Daraufhin sei sie liquidiert worden.«
Die vor einer Woche von der Nationalen
Befreiungsfront Kurdistans (ERNK) herausgegebene Mitteilung zu den Vorgängen
im Kriegsgebiet war
für eine Reihe von Leuten
in Wiesbaden und Frankfurt a. Main deshalb mehr als nur eine Meldung unter
vielen zum Krieg in Kurdistan, weil Andrea
Wolf im Rhein-Main-Gebiet politisch
aktiv war. Sie kehrte Frankfurt a. Main den Rücken, nachdem mehrere
Hausdurchsuchungen in ihrer
Wohngemeinschaft »im Zusammenhang
mit Klaus Steinmetz« befürchten ließen, daß sie
wegen des Sprengstoffanschlags auf den hessischen
Gefängnisneubau in Weiterstadt
ins Visier der Bundesanwaltschaft geraten war. Wolf war mit dem Polizeispitzel
Steinmetz, der die Fahnder auf die
Spur der gesuchten mutmaßlichen
RAF-Leute Birgit Hogefeld und Wolfgang Grams führte, zeitweise befreundet.
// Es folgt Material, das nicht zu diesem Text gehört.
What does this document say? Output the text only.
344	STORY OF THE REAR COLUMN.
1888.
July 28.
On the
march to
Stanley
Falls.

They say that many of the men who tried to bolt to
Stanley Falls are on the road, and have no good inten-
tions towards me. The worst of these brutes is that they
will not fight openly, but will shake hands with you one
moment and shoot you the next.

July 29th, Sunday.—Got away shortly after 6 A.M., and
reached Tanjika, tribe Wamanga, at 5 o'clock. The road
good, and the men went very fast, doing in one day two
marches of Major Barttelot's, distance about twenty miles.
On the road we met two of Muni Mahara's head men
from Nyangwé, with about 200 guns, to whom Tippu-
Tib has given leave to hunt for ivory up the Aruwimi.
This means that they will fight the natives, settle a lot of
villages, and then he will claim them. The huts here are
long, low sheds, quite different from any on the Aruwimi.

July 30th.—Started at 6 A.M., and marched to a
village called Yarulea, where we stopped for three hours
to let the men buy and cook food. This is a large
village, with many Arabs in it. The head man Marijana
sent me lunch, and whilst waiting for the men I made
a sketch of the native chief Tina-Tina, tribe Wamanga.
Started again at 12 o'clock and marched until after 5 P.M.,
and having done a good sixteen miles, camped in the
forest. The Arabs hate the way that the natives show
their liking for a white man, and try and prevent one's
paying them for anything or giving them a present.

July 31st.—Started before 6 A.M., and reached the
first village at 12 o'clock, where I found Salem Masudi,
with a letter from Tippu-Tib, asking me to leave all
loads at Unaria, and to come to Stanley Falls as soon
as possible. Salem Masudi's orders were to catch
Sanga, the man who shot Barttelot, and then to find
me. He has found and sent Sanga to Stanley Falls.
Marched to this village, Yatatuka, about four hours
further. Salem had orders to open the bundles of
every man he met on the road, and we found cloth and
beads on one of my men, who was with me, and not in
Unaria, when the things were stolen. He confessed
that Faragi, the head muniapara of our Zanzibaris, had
Wolf bestritt zwar, mit dem
Anschlag der RAF etwas zu tun
gehabt zu haben. Dennoch lief gegen sie ein Ermittlungsverfahren, dem sie
sich durch den Weggang in die Türkei
entzog.
Ihr Tod könnte nun zu Spannungen
in den deutsch- türkischen Beziehungen führen. Schließlich
wird in der vom Kurdistan-Informations-Zentrum in
Köln vor einer Woche verbreiteten
ERNK-Erklärung darauf hingewiesen, daß die PKK die Genfer Kriegskonvention
aus dem Jahre 1949 sowie
die Zusatzprotokolle aus dem Jahre
1977 unterzeichnet und damit alle Verpflichtungen durch diese Unterschrift
garantiert habe. Obwohl die
kurdische Guerilla diese Verpflichtungen
eingehalten habe, setzte sich die Türkei über internationales
Recht hinweg. Jeden Tag würden internationale
Vereinbarungen durch die türkische
Armee verletzt. Wörtlich heißt es: »Die Hinrichtung der
ARGK-Guerilla Andrea Wolf ist dafür das jüngste
Beispiel. (...) Die Türkische
Republik ist in Sachen Kriegsverbrechen das Land, das den Rekord hält.«
Unstrittig ist, daß die Türkei in den letzten
Jahren weder die Genfer Kriegskonvention
eingehalten hat, die die Ermordung von Gefangenen ebenso untersagt wie
deren Mißhandlung und
Folterung, noch auf internationale,
völkerrechtlich verbindliche Bestimmungen Rücksicht nimmt. Selbst
im Nord-Irak (Südkurdistan), auf fremdem
Territorium, gehen türkische
Truppen nicht nur gegen vermeintliche PKK-Stellungen, sondern auch gegen
die Zivilbevölkerung des
Autonomie-Gebietes vor.
Während auf türkischem
und irakischem Territorium die türkische Armee eine Eskalation des
Krieges betrieb und eine beispiellose Zerstörung von
Dörfern sowie tausendfache
Vertreibungen zu beklagen sind, funktionierten die deutsch- türkischen
Beziehungen auf ganz besonders Weise: Die
Bundesrepublik war in den zurückliegenden
Jahren, zeitweise noch vor den USA, der größte Waffenlieferant
der Türkei. Gleichzeitig geriet der
massiv stattfindende Einsatz deutscher
Waffen gegen kurdische Guerilla und Zivilbevölkerung im Kriegsgebiet
zu einer Art deutsch- türkischen
Schmierenkomödie: Wann immer
Fotos, Filmaufnahmen und Zeugenaussagen den vertragswidrigen Einsatz von
Kriegsgerät »Made in Germany«
belegten, folgten stereotype Erklärungen
aus Ankara und Bonn: Die deutsche und türkiche Regierung hatten darüber
»keine Erkenntnisse«. Ein
Lehrstück in Sachen »Glaubwürdigkeit
führender Politiker«: Als beispielsweise in den ZDF- Nachrichten
um 19 Uhr auf Fernsehbildern von einem
der diversen Vorstöße
der türkischen Armee im Nord-Irak deutsche Panzer und Daimler-Benz-Militärunimogs,
selbst für Laien gut zu erkennen,
durch die Wohnzimmer fuhren, hatte
um 20 Uhr in der Tagesschau Außenminister Kinkel nur die Formel,
er habe dazu »keine Erkenntnisse« parat.
Und Außenamtssprecher Erdmann,
der auch unter Fischer die offizielle Sichtweise der Dinge weiter verbreiten
darf, könnte demnächst wieder in
die Verlegenheit kommen, die Fortsetzung
der offiziellen Verleugnungsgeschichte zu betreiben.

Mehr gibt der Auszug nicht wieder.